A battle between privacy and national security has pitted the federal government against Apple.
The case stems from the December 2nd shooting at a holiday party at the Inland Regional Center in San Bernardino, California. The shooters were county employee Syed Rizwan Farook and his wife, Tashfeen Malik. The attack left 14 people dead and another 21 injured. The attack is being characterized as a terrorist attack as Malik declared allegiance to ISIS in a Facebook post.
In early February news outlets began reporting that the FBI still hasn't been able to access information from the Farook's cell phone. Because of the encryption technology that cell phones use, law enforcement officials at all levels are having similar troubles.
A week later, the government obtained a court order from U.S. Magistrate Sheri Pym that requires Apple to help the government gain access to Farook's phone, an iPhone 5C. The order requires Apple to create a new operating system. The system would just have to run on the specific cell phone in question and would modify certain security measures on the current iOS system that have made retrieving data stored on the phone impossible.
Apple's phones are basically impregnable, even to the company, once a user has entered a passcode because of Apple's encryption software. Thus the FBI needs the passcode on Farook's phone in order to unlock it. In addition, a setting on the phone will automatically erase all data on the phone after 10 failed guesses. So if the FBI didn't get it right within those 10 tries they could lose information about who Farook was contacting, what websites he was looking at, and any other valuable information stored on the cell phone. The court order requires Apple to create an iOS that bypasses or disables this function.
Apple phones also have a short time delay before you can enter a new passcode of 80 milliseconds. This delay can be extended by wrong entries. The court order also requests that Apple bypass or disable the delay function. One other security feature requires the passcode to be entered on the cell phone itself. The government wants Apple to find a way to let it connect the phone to a computer to enter passcodes guesses.
Apple has pushed back against the government order. CEO Tim Cook released an open letter to customers to share his concerns about the privacy of iPhone users.

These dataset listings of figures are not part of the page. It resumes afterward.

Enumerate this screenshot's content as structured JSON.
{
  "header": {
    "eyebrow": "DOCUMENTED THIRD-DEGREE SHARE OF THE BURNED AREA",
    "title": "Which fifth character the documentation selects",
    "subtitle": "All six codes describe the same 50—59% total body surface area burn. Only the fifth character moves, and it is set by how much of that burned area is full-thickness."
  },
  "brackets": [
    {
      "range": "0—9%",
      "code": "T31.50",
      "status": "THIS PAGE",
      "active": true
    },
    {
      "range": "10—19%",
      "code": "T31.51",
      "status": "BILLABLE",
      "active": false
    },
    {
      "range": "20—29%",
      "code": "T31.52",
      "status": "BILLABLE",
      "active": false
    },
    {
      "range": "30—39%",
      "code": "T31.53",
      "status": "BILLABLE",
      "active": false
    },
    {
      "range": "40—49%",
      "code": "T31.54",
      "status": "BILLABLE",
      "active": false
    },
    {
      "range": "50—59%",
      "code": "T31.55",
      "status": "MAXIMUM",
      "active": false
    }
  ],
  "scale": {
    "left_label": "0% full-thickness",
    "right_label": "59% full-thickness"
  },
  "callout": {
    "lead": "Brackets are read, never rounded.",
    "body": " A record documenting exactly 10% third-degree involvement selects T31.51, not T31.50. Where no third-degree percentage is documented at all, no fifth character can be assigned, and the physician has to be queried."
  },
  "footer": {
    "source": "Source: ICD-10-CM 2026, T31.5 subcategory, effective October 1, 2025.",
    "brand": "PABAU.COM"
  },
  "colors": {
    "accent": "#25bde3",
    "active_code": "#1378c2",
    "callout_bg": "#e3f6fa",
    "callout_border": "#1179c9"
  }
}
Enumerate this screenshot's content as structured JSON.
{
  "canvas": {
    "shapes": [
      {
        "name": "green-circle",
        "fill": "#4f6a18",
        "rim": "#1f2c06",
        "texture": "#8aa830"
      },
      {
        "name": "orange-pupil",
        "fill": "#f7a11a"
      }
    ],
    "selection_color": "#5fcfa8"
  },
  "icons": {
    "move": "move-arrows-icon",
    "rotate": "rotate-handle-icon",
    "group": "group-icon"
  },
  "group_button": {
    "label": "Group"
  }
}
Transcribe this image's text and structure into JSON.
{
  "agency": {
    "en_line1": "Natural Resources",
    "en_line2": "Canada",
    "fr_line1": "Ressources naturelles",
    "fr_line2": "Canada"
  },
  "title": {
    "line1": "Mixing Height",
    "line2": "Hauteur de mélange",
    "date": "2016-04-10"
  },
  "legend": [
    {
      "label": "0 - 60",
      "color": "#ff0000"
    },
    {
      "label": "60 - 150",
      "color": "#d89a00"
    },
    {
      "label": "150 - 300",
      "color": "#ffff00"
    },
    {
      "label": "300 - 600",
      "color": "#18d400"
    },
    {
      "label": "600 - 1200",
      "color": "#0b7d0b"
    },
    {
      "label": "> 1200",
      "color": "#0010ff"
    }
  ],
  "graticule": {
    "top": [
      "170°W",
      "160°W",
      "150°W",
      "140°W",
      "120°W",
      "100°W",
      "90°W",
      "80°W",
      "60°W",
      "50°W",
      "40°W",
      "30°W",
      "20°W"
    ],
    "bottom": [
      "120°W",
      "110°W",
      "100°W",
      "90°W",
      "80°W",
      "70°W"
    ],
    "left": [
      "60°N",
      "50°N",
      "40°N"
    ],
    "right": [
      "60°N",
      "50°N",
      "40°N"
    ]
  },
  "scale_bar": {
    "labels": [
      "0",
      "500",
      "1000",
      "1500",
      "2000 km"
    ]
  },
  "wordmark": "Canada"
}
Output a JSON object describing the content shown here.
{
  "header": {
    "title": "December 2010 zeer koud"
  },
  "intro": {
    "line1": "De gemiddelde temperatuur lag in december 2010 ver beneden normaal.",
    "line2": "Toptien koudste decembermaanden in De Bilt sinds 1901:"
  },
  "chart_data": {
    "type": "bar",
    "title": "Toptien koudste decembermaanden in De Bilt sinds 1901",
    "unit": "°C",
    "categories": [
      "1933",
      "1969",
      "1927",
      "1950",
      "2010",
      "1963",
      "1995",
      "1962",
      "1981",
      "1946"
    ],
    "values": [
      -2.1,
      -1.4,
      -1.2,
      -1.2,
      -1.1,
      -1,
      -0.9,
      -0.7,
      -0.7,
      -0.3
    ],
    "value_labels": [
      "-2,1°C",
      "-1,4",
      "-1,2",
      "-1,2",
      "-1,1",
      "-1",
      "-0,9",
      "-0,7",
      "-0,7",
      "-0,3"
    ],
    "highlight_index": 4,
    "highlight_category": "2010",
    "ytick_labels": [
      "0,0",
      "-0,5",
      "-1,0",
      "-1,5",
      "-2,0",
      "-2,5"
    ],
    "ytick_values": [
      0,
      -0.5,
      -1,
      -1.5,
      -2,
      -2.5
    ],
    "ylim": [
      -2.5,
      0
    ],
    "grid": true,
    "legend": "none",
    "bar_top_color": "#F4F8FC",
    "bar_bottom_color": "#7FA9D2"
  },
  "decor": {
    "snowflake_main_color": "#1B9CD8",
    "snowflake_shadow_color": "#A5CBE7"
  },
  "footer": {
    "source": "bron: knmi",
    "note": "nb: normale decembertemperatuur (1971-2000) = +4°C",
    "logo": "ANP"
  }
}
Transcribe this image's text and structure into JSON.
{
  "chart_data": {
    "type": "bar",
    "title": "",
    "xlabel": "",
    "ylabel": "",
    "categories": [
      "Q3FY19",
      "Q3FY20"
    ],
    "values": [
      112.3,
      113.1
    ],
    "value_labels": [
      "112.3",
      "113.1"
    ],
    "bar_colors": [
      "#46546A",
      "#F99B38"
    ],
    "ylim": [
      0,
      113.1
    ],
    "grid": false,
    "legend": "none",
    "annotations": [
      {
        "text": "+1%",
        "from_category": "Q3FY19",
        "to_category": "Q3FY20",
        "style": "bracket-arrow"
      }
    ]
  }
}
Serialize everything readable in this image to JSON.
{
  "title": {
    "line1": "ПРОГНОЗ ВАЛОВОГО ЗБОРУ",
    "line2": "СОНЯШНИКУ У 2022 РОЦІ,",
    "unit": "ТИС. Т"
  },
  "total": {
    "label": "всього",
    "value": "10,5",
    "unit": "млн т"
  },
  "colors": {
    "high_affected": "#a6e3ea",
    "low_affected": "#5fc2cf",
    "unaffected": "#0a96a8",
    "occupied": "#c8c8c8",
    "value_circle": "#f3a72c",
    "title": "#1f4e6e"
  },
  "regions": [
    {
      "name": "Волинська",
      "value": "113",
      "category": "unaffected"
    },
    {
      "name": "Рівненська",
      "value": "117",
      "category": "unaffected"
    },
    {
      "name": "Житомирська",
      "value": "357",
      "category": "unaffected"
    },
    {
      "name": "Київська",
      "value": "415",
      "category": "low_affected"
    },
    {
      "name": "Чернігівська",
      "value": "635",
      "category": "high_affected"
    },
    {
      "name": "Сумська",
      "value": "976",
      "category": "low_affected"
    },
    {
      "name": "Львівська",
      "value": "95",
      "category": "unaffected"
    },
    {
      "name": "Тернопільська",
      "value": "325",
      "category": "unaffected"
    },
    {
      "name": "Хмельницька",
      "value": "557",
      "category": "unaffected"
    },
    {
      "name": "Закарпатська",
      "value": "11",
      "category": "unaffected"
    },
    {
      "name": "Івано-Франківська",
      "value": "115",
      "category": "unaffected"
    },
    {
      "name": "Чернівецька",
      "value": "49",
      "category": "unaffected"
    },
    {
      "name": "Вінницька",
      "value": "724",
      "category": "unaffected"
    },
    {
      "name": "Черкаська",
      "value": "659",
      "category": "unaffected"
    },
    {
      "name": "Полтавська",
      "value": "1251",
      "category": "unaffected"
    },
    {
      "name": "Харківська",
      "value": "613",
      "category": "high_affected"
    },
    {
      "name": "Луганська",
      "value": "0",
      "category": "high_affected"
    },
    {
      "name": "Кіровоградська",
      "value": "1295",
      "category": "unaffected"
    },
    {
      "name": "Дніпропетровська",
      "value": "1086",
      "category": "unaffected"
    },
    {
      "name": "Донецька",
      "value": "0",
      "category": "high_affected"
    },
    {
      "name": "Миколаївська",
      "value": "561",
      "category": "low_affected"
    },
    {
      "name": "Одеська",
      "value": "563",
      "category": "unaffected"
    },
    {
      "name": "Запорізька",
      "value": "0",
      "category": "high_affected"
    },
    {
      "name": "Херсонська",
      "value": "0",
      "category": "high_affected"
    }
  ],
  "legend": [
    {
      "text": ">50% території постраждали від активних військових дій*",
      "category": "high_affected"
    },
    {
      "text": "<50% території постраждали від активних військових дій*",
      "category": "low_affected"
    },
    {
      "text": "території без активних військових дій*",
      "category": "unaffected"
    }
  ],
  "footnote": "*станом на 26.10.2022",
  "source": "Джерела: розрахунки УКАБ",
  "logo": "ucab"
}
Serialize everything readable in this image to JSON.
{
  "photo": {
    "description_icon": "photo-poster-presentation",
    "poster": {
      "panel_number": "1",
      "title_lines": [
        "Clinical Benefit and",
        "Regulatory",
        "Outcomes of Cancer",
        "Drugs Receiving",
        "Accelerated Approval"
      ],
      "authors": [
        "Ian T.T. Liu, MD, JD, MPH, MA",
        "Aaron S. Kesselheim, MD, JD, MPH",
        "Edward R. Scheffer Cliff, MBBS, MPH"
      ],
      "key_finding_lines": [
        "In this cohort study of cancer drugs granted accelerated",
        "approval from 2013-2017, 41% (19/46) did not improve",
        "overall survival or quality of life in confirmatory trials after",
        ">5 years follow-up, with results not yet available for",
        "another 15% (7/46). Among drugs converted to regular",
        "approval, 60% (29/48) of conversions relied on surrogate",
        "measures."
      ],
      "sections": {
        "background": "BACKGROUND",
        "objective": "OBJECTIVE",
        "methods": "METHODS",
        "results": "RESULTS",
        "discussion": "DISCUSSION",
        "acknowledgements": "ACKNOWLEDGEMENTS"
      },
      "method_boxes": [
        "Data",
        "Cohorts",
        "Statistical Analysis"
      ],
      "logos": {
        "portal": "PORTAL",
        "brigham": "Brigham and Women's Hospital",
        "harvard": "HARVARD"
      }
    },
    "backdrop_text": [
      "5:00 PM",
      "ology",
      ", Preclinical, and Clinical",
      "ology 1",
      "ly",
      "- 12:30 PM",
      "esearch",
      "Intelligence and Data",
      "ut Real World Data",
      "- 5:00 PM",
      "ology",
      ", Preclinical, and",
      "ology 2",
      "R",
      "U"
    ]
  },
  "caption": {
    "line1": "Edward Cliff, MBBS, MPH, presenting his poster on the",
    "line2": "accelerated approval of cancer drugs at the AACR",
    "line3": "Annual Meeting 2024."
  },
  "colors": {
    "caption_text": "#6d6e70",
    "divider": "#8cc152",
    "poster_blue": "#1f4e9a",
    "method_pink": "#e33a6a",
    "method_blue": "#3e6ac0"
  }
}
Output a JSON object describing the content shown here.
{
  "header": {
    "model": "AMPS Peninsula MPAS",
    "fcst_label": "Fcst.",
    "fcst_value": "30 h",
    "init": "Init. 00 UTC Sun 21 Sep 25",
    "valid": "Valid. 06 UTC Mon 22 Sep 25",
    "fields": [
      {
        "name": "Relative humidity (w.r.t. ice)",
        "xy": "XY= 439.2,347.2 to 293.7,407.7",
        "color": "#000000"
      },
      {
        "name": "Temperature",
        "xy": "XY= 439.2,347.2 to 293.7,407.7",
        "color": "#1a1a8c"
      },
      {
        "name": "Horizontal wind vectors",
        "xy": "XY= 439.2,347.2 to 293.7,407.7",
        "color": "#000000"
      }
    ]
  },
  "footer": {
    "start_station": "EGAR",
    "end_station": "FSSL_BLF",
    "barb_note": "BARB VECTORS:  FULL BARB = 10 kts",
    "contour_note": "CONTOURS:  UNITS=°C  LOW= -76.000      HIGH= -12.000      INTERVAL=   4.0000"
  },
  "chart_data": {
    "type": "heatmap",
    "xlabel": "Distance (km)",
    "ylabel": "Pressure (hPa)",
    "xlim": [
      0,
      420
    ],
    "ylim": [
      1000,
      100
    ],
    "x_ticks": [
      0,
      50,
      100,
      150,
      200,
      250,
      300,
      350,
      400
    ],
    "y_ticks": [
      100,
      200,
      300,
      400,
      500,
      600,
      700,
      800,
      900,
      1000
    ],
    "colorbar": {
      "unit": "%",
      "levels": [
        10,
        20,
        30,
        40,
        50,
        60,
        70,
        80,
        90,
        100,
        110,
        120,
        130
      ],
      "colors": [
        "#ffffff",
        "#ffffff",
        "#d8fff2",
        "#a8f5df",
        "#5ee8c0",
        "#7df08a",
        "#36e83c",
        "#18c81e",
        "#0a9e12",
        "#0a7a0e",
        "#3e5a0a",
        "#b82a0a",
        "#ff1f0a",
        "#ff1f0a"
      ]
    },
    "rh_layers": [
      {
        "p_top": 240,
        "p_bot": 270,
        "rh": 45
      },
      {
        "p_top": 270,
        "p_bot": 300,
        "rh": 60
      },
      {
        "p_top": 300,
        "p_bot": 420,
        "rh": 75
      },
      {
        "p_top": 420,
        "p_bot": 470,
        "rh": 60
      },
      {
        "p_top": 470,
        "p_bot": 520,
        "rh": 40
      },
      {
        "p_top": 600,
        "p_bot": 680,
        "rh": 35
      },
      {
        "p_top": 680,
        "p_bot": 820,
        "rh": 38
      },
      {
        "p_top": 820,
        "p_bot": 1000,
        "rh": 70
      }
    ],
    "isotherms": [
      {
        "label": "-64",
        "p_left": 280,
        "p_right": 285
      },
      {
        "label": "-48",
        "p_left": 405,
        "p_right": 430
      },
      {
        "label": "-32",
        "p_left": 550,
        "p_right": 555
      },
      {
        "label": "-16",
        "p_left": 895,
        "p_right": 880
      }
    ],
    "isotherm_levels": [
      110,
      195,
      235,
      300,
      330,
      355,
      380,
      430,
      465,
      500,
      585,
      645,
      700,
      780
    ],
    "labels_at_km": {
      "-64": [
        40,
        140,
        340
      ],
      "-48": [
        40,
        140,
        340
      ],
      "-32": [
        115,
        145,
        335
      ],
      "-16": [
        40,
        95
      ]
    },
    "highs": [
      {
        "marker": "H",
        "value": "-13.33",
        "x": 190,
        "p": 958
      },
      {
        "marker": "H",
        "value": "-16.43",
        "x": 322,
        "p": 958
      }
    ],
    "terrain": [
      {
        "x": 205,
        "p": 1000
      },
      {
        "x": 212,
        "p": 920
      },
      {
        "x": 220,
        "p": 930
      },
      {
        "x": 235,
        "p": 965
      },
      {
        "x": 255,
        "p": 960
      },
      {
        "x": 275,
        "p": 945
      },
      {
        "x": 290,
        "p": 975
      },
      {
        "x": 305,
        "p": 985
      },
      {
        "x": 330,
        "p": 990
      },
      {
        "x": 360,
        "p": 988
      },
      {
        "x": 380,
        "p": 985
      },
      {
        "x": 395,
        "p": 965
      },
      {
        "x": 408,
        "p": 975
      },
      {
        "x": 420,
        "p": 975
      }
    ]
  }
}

Cook stated that the government has "asked us to build a backdoor to the iPhone." Cook's concerns are that "[i]n the wrong hands, this software — which does not exist today — would have the potential to unlock any iPhone in someone's physical possession." In addition, he states that "while the government may argue that its use would be limited to this case, there is no way to guarantee such control."
It is true that other law enforcement agencies are dealing with the same difficulties as the FBI. Cyrus Vance the District Attorney for Manhattan stated that they currently have 175 Apple devices that they cannot gain access to. Another example is a Louisiana case where a pregnant woman was murdered. There may be clues on her cell phone but the police have no way of retrieving that data because the phone is locked.
Undoubtedly this legal battle is long from over. Only time, and likely a series of court opinions, will tell if Apple ends up having to comply with the order at all.